In the history of the Presidency of the United States of America, only 15 U.S. Senators have gone on to hold the office of President.  Of those 15, only two went directly from the office of Senator to the office of President.

Those two men were John F. Kennedy and Warren G. Harding.  Neither of them finished their 4 year term. 

Why is it that, for the most part, Senators did not make good Presidental choices in the minds of the voters?  Now In 2008, the only choices we have for candidates for the Presidency are existing U.S. Senators.  Some wise man once said that “being a Governor (a much more popular office to transition to the Presidency in U.S. History) is like being the CEO of a corporation.”  (I apologize because I found the quote but lost track of where I found it.)  A Governor deals with running the State, managing budgets, managing personnel, balancing budgets, making very tough decision about how the State will spend its money, and must make tough choices in tough times as to which public programs may need to be cut.  This is very similar to a CEO:  slashing budgets when necessary, being accountable to the stockholders, firing people, strategizing about what direction the company should move for long term goals and results.

Therefore, it makes sense that Governors have an easier time of being considered a viable President.  So what is it about Senators about which we need to find common ground to ensure that a Senator will make a good President?

Senators are about “the people”.  They are paid to represent the constituents of their state.  They also server on any one or more of a miriad of congression subcommittees.  There is Ways and Means, Foreign Affairs, Energy, Homeland Security, Armed Forces, etc, etc.  However, in general they don’t have any executive experience.  And they are much more a “politician” than a governor is.  That is, they must wheel and deal in congress to get things done.  Governors don’t really need to participate in the same sort of tactics.  Therein lies the problem, in the minds of voters, with Senators becoming Presidents.  Voters don’t like politics.

As quoted from Wikipedia, Congress divides its legislative, oversight, and internal administrative tasks among approximately 200 committees and subcommittees. Within assigned areas, these functional subunits gather information; compare and evaluate legislative alternatives; identify policy problems and propose solutions; select, determine, and report measures for full chamber consideration; monitor executive branch performance (oversight); and investigate allegations of wrongdoing.

Woodrow Wilson once said “it is not far from the truth to say that Congress in session is Congress on public exhibition, whilst Congress in its committee rooms is Congress at work”.  So most of the work done by a Senator is done behind closed doors.

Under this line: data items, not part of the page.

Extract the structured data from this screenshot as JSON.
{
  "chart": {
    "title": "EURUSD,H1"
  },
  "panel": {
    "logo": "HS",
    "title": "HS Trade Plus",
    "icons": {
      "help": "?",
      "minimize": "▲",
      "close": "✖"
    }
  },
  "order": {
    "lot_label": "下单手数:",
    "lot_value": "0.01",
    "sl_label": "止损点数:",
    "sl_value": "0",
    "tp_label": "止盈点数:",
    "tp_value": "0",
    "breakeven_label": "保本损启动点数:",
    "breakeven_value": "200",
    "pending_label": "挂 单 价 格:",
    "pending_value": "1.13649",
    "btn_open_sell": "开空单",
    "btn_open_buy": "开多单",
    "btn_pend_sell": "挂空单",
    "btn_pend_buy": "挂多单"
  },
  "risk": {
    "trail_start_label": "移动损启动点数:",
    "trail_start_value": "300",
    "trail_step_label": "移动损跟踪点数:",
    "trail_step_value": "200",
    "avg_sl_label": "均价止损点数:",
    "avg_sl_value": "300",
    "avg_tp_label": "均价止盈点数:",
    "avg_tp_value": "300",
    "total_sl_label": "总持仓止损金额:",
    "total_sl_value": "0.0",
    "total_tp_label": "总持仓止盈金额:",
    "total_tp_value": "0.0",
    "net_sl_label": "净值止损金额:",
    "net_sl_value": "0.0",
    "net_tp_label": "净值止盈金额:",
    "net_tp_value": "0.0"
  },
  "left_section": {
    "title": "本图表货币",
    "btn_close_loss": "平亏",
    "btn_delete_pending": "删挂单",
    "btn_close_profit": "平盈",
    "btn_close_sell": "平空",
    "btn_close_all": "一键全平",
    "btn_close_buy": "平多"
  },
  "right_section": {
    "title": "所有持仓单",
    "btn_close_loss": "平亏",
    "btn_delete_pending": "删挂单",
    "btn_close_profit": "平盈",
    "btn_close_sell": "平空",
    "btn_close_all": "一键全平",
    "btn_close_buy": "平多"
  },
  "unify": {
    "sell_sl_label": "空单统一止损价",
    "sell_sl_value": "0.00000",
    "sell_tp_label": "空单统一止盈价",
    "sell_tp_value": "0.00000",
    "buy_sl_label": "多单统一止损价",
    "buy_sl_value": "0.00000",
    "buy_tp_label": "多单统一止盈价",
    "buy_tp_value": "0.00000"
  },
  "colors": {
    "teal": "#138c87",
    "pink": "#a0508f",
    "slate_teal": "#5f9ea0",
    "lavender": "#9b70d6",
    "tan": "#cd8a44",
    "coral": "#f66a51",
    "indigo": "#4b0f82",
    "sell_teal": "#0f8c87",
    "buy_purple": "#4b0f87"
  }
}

So there is something to be said for a Senator having the experience to be president.  A successful Senator masters the art of compromise, working with their party, the opposing party, and the undecided to make progress.  A good Senator must be a solid speaker, at times relying on fact and figures, and at other times or at the same time, relying on his oration abilities to sway opinions or inspire action.  They must do all of this without creating separation, division, or negative attitudes.

Of the pool from which we have to choose a democratic nominee, there are only two left and both are Senators.  Which one fills the role of Senator the best, and which one has mastered the art of being a Senator to the degree that it will make that person a good President?

It’s time for you to decide.  We are one nation, indivisible.  So let’s not start dividing us now.